‘The Lovers' an ode to aging, compromise, new beginnings

The film combines otherwise contradictory values of realism and fantasy with incisive honesty and relaxed, unforced grace.|

In “The Lovers,” a sly but forgiving sex comedy by Azazel Jacobs, Debra Winger and Tracy Letts play a couple trapped in a marriage as drab as the dun-colored walls of their nondescript suburban house. Their characters, Mary and Michael, never argue or come to psychodramatic blows. They’re too exhausted for that. Instead, they engage in the kind of kitchen-table politesse that passes for communication among the empty-nested and attenuated. They keep calm. They soldier on. They remember to buy more toothpaste.

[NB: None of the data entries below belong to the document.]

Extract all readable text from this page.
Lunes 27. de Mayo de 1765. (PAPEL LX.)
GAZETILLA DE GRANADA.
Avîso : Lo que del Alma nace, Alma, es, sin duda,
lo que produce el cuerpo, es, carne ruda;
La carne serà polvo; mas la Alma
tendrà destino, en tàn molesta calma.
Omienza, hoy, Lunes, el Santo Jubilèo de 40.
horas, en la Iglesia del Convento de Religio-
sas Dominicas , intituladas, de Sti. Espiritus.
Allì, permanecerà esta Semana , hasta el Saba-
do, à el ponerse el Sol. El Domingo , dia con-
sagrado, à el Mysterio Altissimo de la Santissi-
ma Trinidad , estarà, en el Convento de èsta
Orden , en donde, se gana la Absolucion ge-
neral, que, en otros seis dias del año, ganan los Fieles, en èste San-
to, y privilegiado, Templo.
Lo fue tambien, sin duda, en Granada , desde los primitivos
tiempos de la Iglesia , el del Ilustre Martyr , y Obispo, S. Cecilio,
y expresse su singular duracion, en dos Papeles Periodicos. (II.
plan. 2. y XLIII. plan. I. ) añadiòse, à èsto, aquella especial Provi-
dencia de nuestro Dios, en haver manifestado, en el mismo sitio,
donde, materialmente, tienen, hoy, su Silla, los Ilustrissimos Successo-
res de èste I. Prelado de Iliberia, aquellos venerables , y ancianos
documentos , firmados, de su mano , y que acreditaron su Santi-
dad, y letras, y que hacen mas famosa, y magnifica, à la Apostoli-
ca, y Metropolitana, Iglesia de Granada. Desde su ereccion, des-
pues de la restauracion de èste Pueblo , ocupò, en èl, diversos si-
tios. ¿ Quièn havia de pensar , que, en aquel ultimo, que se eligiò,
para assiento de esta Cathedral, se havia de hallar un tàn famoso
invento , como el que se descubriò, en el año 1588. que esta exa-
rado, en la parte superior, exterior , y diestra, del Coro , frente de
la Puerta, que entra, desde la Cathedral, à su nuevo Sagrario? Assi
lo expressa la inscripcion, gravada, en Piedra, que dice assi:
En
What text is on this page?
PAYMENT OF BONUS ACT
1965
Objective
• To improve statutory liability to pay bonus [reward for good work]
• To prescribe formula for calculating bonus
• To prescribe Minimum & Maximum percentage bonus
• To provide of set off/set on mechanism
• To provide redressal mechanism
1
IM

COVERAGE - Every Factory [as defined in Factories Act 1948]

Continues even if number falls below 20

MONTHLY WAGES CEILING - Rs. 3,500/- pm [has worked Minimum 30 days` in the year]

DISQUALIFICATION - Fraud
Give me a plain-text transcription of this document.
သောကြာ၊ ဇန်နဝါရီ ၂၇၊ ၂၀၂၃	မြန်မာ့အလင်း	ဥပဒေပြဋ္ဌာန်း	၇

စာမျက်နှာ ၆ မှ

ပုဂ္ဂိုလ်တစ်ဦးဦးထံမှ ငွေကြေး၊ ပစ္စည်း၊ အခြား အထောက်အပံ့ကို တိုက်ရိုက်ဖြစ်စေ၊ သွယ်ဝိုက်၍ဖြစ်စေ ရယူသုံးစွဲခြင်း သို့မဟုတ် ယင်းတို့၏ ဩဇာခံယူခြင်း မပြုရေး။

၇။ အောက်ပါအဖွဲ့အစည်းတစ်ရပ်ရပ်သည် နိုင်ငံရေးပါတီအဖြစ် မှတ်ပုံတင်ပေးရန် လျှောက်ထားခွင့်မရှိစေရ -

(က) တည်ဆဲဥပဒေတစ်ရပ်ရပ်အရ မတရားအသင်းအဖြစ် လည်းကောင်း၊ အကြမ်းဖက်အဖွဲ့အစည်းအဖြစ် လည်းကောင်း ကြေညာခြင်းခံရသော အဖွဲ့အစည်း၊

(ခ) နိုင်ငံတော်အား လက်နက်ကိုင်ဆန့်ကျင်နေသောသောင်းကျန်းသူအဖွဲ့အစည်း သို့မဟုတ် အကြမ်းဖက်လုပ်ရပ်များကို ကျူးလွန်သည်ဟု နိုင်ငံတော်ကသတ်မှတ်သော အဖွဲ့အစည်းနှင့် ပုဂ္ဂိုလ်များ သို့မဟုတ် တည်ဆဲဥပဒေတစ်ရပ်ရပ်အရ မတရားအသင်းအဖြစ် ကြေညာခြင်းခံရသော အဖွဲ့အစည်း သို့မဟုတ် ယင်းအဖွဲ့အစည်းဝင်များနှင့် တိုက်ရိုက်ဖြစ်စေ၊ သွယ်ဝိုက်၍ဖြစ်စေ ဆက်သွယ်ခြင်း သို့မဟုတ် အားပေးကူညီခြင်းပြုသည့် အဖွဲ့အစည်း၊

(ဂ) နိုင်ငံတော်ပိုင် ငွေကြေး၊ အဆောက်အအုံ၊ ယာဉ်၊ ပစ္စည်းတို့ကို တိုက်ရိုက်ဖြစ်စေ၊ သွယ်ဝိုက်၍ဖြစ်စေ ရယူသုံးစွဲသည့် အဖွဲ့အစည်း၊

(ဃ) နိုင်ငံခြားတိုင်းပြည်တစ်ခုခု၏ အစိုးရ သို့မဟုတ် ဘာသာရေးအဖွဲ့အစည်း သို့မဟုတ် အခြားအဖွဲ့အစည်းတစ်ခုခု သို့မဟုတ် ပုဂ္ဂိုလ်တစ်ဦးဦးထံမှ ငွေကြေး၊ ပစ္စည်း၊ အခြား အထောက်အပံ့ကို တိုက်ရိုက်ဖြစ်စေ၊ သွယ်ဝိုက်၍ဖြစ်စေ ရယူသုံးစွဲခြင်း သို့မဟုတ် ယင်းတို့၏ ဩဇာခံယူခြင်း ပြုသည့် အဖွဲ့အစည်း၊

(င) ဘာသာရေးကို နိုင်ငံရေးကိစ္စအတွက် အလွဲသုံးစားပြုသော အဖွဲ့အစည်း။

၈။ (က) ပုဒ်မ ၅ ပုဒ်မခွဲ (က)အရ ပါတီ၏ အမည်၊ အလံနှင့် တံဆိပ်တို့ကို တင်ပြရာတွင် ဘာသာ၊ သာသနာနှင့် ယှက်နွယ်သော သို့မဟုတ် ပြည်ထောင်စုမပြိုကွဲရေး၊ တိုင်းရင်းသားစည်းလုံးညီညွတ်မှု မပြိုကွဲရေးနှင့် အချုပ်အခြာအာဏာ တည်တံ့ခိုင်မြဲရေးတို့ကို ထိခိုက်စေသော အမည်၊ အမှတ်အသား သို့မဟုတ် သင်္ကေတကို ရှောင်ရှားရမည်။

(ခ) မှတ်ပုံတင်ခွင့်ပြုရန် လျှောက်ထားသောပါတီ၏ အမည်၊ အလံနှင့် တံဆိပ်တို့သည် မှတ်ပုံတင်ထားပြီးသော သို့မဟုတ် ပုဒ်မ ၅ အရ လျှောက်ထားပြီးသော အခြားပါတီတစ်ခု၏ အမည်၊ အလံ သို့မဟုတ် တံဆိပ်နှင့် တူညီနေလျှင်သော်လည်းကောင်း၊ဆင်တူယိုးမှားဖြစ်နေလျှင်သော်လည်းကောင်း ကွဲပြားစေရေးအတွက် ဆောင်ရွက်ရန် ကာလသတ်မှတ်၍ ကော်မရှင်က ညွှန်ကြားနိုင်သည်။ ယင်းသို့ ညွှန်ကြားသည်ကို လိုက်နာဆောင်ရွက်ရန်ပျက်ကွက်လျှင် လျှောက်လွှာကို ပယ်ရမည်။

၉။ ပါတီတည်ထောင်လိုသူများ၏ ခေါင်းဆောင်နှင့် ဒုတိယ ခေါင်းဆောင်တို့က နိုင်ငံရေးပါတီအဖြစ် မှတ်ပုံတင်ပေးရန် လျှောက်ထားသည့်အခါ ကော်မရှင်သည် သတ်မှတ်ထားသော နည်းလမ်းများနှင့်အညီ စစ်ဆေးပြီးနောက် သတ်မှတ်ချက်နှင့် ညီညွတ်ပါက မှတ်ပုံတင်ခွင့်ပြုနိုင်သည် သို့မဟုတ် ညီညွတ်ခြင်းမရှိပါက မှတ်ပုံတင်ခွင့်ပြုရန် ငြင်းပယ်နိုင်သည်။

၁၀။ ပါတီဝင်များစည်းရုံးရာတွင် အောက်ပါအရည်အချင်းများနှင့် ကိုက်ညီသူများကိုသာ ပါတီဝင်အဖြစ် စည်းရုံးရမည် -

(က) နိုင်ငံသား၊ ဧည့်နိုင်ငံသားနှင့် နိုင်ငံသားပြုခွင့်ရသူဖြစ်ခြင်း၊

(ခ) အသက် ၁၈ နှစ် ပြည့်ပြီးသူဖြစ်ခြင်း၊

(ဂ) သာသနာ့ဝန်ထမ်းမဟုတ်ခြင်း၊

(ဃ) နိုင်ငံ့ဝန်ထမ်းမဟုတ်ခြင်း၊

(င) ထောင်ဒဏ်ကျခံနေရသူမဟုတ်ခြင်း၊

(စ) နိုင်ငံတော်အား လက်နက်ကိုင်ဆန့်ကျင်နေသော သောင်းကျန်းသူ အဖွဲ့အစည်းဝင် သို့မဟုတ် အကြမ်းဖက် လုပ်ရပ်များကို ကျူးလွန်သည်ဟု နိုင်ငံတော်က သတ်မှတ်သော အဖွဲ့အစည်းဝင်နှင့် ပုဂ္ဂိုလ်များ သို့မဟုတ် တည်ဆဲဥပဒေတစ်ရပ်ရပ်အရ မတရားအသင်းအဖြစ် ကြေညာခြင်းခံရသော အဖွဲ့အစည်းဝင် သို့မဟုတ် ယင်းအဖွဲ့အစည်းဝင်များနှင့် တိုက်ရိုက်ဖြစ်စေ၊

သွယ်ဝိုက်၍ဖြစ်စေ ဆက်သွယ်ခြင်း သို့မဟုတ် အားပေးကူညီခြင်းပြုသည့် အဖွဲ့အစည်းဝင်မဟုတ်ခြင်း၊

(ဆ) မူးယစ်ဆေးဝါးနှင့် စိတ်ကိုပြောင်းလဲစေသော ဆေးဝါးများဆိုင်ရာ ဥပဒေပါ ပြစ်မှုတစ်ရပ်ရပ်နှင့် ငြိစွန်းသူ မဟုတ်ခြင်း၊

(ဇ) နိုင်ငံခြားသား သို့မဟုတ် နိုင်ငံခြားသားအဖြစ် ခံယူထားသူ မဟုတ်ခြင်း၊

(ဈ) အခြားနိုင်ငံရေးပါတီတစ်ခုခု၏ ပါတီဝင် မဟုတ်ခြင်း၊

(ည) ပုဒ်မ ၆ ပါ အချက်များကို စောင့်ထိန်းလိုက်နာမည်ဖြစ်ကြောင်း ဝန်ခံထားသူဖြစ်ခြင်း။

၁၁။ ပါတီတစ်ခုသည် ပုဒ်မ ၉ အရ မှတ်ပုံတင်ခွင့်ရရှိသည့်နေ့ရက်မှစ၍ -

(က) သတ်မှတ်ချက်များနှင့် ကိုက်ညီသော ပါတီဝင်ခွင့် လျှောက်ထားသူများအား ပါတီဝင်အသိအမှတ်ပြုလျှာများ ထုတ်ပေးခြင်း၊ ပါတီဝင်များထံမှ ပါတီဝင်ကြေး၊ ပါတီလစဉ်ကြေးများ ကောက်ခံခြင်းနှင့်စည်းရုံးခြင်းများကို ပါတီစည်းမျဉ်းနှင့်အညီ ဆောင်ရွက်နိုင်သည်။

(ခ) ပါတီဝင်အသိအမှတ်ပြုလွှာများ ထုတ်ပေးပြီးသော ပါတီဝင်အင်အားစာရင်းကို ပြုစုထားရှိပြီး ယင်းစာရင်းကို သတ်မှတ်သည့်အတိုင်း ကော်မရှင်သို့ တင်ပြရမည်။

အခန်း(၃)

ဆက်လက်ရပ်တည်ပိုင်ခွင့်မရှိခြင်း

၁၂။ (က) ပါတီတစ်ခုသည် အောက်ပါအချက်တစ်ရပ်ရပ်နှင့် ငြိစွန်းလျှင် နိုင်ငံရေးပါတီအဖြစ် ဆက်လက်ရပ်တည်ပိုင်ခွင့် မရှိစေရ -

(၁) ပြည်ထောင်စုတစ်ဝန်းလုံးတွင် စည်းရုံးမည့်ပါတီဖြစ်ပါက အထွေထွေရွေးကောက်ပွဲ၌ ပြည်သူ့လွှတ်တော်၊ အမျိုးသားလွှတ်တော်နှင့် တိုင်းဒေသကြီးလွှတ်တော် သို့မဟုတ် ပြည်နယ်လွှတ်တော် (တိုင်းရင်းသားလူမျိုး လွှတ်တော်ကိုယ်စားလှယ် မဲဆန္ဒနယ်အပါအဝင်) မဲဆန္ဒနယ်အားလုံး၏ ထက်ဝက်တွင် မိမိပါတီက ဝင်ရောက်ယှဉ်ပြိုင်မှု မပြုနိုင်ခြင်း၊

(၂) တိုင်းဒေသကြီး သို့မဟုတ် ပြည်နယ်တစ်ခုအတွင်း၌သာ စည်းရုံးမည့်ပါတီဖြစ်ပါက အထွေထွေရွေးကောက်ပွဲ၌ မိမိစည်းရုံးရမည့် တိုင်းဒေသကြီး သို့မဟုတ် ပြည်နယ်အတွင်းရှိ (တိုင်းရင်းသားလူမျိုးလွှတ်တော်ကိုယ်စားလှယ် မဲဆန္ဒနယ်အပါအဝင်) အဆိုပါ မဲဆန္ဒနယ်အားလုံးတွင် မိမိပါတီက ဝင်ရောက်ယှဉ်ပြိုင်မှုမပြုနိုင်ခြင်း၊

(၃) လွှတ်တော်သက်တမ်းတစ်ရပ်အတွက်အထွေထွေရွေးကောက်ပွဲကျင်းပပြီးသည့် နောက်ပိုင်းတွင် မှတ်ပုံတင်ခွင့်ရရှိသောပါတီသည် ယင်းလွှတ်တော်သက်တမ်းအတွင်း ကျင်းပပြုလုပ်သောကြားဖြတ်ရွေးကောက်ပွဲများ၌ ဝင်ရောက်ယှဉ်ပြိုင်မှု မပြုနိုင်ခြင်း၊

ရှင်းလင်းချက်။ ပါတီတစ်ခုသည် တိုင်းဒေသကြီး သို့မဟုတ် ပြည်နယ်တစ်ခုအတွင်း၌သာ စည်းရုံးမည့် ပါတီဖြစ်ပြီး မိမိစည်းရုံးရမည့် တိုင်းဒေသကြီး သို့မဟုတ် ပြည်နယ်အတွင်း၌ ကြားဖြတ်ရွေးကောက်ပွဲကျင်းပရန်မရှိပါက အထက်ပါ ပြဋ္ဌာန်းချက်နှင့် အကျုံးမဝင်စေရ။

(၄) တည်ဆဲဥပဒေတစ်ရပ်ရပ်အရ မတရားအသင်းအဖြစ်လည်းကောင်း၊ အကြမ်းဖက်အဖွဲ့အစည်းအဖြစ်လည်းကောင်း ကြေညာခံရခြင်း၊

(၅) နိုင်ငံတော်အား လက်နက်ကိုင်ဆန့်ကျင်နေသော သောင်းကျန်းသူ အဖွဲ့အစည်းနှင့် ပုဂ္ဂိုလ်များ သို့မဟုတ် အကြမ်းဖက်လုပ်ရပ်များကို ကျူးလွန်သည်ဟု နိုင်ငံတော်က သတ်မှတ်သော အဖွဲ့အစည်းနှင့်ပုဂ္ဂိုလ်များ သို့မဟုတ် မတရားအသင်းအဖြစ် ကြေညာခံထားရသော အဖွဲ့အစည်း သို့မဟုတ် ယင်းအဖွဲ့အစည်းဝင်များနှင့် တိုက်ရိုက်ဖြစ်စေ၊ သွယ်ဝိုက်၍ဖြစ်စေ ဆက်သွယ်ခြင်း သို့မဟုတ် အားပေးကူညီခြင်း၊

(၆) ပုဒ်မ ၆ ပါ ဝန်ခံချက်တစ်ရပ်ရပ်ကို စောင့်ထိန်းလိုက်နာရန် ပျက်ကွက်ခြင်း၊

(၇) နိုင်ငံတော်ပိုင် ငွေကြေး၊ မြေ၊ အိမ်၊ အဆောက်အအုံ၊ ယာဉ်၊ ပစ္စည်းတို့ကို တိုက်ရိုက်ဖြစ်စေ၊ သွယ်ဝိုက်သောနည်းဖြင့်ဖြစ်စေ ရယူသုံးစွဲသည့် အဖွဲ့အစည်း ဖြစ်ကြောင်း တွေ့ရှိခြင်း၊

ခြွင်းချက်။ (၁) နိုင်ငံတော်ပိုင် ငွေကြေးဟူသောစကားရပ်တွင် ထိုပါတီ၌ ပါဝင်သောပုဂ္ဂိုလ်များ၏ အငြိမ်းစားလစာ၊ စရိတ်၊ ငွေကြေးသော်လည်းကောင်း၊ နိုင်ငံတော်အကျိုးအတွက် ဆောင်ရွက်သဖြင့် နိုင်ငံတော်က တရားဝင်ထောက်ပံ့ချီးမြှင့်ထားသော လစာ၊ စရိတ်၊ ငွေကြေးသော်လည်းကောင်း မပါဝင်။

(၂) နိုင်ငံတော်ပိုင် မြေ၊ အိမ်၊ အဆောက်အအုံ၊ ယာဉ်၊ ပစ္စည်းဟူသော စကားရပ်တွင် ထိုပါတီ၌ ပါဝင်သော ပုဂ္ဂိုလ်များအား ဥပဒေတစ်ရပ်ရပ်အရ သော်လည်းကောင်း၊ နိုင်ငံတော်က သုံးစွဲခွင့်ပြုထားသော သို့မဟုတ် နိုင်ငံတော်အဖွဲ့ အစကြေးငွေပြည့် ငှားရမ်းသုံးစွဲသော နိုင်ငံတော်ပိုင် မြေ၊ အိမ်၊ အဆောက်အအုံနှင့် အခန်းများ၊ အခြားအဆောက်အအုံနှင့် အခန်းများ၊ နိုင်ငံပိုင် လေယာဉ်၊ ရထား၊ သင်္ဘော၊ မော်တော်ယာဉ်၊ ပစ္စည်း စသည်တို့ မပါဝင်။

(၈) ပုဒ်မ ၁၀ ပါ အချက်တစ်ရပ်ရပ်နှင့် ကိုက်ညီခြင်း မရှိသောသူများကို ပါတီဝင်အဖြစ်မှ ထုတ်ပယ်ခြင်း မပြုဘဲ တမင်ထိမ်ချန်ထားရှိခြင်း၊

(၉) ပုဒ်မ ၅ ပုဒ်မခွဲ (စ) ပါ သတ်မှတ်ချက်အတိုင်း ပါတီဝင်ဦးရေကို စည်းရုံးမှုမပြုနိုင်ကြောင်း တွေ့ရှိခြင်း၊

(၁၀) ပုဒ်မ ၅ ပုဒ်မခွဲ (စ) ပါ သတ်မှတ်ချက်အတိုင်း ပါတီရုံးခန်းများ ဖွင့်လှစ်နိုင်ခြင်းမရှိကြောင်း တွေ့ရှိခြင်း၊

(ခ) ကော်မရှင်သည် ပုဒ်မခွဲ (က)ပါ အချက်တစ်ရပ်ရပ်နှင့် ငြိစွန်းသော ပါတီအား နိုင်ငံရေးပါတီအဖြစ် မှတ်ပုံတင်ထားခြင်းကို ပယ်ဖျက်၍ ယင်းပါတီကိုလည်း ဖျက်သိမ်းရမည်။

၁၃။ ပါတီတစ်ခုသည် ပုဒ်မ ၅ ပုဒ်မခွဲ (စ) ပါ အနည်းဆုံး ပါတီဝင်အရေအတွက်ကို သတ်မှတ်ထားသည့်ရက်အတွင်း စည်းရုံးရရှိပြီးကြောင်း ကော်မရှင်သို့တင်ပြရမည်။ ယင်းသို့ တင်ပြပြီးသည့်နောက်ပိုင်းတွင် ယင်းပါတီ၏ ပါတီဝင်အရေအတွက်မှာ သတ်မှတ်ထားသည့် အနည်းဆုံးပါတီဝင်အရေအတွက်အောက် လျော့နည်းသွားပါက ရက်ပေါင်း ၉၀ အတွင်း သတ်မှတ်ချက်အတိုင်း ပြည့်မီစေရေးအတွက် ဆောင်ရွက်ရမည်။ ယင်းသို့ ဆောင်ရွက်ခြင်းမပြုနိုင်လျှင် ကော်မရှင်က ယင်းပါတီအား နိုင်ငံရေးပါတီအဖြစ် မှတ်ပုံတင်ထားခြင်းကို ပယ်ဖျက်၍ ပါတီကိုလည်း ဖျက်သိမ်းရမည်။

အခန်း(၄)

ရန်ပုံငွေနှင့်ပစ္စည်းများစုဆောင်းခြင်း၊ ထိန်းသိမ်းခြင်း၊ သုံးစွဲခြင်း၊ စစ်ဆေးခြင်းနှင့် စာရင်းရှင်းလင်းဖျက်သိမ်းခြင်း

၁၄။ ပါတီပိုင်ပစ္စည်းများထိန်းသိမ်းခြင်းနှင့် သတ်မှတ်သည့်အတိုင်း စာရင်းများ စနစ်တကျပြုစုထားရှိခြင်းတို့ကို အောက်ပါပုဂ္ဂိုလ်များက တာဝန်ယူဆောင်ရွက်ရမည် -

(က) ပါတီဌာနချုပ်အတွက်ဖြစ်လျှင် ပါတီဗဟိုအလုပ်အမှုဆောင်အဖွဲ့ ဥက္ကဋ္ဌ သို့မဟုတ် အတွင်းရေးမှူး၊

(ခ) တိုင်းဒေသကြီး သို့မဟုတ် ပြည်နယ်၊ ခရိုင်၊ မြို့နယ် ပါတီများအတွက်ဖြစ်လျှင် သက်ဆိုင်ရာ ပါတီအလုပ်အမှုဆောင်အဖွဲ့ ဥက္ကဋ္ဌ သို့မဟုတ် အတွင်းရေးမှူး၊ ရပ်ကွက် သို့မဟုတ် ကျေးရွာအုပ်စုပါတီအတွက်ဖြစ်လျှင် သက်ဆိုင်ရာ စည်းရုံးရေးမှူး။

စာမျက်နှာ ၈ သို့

Except, as the movie opens, the status quo is in danger of coming undone. And what ensues is the kind of bedroom farce that filmmakers such as Ernst Lubitsch and Woody Allen have made so simultaneously light and lethal. A roundelay of ruptures, reconciliations and recapitulations, “The Lovers” plays with slippery notions of fidelity, turning them inside out to reveal either the truth or hypocrisy underneath. Anchored by vivid and masterfully calibrated performances from Winger and Letts, and sent aloft by a lilting orchestral score that infuses the most everyday banalities with big, melodramatic emotions, the movie is a tarnished ode to aging, compromise and new beginnings. Jacobs, who made the equally observant “Momma’s Man” and “Terri,” resists the urge to woo the audience with reassuring lies. He’s no cynic, but he’s not a pushover, either.

Here, the filmmaker evinces a particular gift for staging, composition and framing, presenting Mary and Michael in their personal and professional habitats (the latter of which are interchangeably blah) with elegant discretion and tact. There are some bracing sequences of physical comedy, such as when Winger and Letts bring wine glasses to their lips at precisely the same moment, or when Michael engages in elaborate pantomime in an office parking lot while carrying on a deception over his phone. It bears noting that two other character come into play in “The Lovers”: a spiky, neurotic dance instructor named Lucy (played by Melora Walters in her finest performance since “Magnolia”) and a handsome Irishman named Robert (Aidan Gillen). The question of whether and how these four will come together, stay together, collide or stay in the corners of their respective wounded psyches propels the suspense of “The Lovers” and ultimately sends the married protagonists in directions that few will see coming.

There are so many reasons to value “The Lovers,” chief among them the showcase it provides Winger, who at 61 proves every bit as authentic and earthily seductive as she was when she became a huge star 35 years ago. For his part, Letts - who has been typecast lately as politicians and professors - brings his now-signature brand of presentness to a role that may seem softer and more vulnerable than usual, but only on its most seemingly benign surface.

As a rare romantic comedy featuring actors who resemble real people - as opposed to the shiny, happy human simulacra that populate most of our wish-fulfillment escapes - “The Lovers” combines otherwise contradictory values of realism and fantasy with incisive honesty and relaxed, unforced grace. Jacobs isn’t as interested in whether this marriage can be saved as whether it should be. In a movie as alert to the nuances of low-key misery as it is to moments of sudden, unguarded tenderness, the answer is tantalizingly elusive up to the very end. Flustered, flirty and filled to the brim with compassion, “The Lovers” is charming, even when it’s proving how hollow charm can be.